The whole thing began when Berners-Lee grew frustrated that CERN was losing track of valuable project information because of personnel turnover and incompatible computers people brought with them to the office.
And finally he worries about the "unintended negative consequences of benevolent design, such as the outraged and polarised tone and quality of online discourse". "They are all stepping back suddenly horrified after the Trump and Brexit elections realizing that this web thing that they thought was so cool has actually not necessarily been serving humanity very well".
He said that governments, technology companies and web users around the world have to make their contributions to make the web safer in the next 30 years.
"The contract for the web must not be a list of quick fixes but a process that signals a shift in how we understand our relationship with our online community", he says.
And by October 1990, Tim had written the three fundamental technologies which became the foundation of the web until now. His foundation is working with web companies and governments on a Contract for the Web, which will "establish clear norms, laws and standards that underpin the web".

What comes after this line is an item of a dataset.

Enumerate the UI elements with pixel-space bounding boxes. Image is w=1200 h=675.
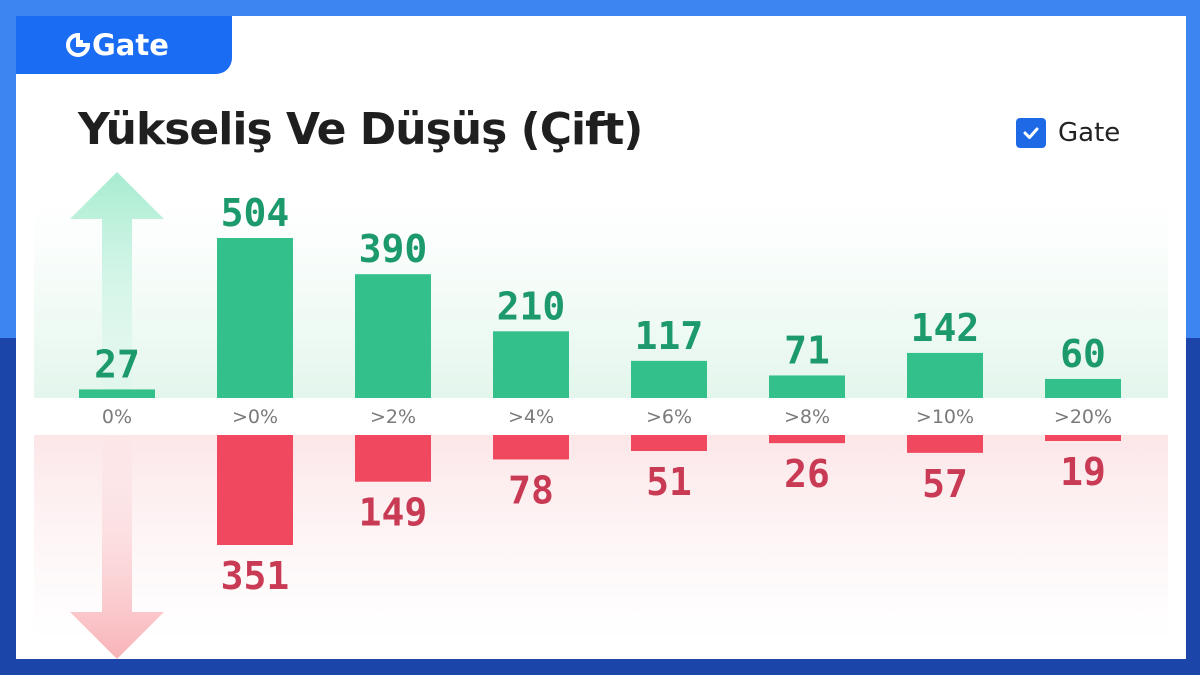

He hopes governments will keep web advocates on board that will "stand up to protect an open web" and that companies will keep privacy and security in mind when designing their platforms and products.
According to him, the fight for the web is one of the most important causes of the present generation. The web was never an official CERN Project because, as complicated as it may seem on the diagram itself, the company did not believe in its goal.
"There are people working in the lab trying to imagine how the web could be different", he says. This has since encouraged the use of the Web and society to benefit from it.
Although it is hard to set a certain date for the "birth" of www or the Internet, Tim Berners-Lee's work is considered a decisive moment for what later became an integrated part of our life. "But that's fine, otherwise the web wouldn't have existed".
Sadly, Sendall died in 1999 - and never saw just how exciting the web would become.